I filippini che stanno con Duterte
Nonostante la accuse sui metodi brutali della sua guerra alla droga, il controverso presidente delle Filippine ha sostenitori anche tra i giovani e i progressisti
di Vincent Bevins – The Washington Post
Justin Quirino è un dj radiofonico e organizzatore di eventi di 28 anni, attivo nella scena culturale alla moda di Manila, la capitale delle Filippine. Detesta la violenza e sostiene che una parte maggiore della ricchezza e delle opportunità del suo paese dovrebbe andare ai poveri. Allo stesso tempo, si considera un sostenitore del presidente delle Filippine, Rodrigo Duterte. «È tutt’altro che perfetto», ha detto Quirino, seduto in uno Starbucks di Manila, «ma penso che sia quello di cui oggi il paese ha bisogno». Quirino ha una laurea in economia e parla un inglese perfetto.
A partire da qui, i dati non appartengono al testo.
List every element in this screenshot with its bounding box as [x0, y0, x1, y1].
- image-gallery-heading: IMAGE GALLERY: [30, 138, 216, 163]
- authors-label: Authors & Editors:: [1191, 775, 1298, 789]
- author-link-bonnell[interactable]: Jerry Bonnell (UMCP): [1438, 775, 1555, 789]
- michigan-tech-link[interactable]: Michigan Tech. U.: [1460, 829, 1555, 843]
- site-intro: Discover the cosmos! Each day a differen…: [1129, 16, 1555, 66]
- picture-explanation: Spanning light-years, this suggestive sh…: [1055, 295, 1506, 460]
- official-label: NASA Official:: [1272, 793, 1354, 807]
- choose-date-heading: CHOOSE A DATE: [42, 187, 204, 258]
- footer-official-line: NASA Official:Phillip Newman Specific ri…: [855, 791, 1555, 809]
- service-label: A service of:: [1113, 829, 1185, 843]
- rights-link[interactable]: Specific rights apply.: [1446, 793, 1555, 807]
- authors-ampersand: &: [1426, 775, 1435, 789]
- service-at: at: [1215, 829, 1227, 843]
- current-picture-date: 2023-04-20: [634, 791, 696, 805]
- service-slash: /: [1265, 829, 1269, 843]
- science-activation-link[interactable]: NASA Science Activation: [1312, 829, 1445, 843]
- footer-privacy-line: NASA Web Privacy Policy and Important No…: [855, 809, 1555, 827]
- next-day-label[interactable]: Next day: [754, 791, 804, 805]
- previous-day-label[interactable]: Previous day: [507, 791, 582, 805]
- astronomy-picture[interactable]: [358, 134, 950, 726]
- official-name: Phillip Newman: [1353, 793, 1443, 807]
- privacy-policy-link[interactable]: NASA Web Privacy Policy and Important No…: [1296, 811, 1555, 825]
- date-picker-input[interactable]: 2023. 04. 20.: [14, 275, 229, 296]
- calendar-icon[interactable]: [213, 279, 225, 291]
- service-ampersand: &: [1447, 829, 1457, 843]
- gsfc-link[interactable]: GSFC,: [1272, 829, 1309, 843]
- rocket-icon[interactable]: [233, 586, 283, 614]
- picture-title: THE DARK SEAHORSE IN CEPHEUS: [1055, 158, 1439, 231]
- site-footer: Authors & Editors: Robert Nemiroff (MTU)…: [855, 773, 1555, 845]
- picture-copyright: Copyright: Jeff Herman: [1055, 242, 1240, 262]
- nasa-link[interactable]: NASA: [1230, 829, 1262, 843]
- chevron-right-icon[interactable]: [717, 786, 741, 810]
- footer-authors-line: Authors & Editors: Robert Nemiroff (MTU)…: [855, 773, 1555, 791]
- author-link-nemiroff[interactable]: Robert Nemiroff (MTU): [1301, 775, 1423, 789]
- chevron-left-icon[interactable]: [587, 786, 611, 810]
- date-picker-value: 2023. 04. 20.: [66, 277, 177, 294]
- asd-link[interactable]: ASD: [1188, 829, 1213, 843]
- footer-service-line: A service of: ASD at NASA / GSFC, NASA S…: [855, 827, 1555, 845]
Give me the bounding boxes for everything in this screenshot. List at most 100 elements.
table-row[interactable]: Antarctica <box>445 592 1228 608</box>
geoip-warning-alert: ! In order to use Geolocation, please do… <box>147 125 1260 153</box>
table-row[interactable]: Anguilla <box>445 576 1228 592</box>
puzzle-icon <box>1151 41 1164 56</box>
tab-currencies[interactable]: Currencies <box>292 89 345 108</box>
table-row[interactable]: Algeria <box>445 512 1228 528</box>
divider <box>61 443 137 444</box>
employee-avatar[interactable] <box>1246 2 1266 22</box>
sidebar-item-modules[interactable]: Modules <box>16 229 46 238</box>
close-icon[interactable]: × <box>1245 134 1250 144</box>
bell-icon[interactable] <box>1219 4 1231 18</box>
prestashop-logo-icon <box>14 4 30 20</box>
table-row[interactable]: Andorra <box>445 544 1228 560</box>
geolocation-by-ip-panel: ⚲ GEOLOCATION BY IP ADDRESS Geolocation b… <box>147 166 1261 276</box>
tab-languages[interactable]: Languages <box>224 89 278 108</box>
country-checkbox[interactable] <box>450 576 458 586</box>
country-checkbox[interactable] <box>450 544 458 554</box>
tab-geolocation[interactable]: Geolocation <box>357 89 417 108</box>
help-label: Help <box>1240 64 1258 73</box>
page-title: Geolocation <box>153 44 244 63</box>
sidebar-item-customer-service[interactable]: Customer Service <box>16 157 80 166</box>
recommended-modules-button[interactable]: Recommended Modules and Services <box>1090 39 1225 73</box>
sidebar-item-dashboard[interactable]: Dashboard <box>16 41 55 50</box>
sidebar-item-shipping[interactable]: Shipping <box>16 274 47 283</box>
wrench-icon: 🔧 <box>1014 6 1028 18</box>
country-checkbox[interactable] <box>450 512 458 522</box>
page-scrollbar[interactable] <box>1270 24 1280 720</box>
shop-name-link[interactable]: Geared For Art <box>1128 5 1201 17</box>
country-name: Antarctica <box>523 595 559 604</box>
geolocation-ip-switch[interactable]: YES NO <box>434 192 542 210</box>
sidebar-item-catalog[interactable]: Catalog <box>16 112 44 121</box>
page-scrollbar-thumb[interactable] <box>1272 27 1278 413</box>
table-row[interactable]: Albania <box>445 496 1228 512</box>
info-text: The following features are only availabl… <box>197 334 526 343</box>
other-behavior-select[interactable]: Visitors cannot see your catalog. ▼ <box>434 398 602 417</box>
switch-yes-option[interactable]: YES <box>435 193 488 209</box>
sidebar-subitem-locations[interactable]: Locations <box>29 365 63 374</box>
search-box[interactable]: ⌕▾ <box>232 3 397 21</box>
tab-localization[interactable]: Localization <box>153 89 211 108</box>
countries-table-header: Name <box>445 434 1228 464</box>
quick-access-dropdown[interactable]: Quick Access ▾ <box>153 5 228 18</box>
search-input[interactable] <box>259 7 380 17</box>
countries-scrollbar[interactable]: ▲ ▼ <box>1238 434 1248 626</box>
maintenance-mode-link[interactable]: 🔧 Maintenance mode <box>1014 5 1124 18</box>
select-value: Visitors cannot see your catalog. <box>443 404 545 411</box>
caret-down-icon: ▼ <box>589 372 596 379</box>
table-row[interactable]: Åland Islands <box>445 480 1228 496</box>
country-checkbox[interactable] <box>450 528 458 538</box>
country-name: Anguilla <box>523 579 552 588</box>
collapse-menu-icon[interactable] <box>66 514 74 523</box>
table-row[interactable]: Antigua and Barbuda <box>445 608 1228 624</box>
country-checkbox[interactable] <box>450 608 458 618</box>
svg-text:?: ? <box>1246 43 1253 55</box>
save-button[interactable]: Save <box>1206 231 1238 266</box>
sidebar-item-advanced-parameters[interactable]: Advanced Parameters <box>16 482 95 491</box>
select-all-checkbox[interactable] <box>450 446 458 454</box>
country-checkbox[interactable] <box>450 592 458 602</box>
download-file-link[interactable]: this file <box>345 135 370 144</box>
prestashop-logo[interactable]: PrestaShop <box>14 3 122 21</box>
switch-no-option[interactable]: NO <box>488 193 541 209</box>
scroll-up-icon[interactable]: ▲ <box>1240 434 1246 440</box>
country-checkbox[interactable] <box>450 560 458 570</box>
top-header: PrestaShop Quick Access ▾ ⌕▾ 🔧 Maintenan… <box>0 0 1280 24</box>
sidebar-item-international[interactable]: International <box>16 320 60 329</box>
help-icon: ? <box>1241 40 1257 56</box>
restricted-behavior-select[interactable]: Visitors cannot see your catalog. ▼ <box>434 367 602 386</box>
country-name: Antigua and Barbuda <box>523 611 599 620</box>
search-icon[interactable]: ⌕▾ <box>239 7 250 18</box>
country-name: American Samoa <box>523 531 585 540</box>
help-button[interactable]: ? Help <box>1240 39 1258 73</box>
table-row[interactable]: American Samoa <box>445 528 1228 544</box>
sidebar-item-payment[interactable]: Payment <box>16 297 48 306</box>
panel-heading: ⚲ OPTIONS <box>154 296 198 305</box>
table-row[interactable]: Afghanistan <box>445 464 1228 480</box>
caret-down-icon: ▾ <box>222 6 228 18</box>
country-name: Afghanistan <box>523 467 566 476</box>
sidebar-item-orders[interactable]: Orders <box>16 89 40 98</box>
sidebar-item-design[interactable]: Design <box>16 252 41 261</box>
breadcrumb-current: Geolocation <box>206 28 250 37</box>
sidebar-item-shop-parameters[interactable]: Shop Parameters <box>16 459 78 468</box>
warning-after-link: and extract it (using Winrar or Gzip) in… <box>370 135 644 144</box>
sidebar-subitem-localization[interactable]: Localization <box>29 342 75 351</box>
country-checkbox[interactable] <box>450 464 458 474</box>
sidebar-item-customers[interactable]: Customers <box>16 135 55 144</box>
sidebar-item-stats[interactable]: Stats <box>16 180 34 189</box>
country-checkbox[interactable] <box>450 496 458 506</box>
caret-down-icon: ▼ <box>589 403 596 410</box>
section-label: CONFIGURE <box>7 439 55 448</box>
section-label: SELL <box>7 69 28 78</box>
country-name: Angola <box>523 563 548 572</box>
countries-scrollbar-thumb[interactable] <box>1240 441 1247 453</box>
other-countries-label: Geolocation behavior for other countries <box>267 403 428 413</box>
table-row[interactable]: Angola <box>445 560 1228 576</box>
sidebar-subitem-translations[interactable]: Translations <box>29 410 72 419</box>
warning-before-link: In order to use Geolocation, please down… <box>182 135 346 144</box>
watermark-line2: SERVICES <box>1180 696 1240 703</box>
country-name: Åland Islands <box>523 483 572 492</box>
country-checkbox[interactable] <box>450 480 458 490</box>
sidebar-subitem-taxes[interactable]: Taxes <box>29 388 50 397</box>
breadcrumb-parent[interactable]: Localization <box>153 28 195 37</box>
Per questo sa bene come di recente il racconto internazionale del suo paese si sia concentrato sulle migliaia di persone uccise nella “guerra alla droga” che Duterte ha avviato dopo essere diventato presidente l’anno scorso. «Le notizie di quelle morti toccano un nervo scoperto. È doloroso. Ma penso che purtroppo le violenze di questo genere siano inevitabili quando c’è una lotta per il potere, soprattutto se sono coinvolte le gang delle droga», ha detto Qurino, «in questo paese troverete un disprezzo sfacciato per molte delle nostri leggi e un senso di responsabilità assente o quasi».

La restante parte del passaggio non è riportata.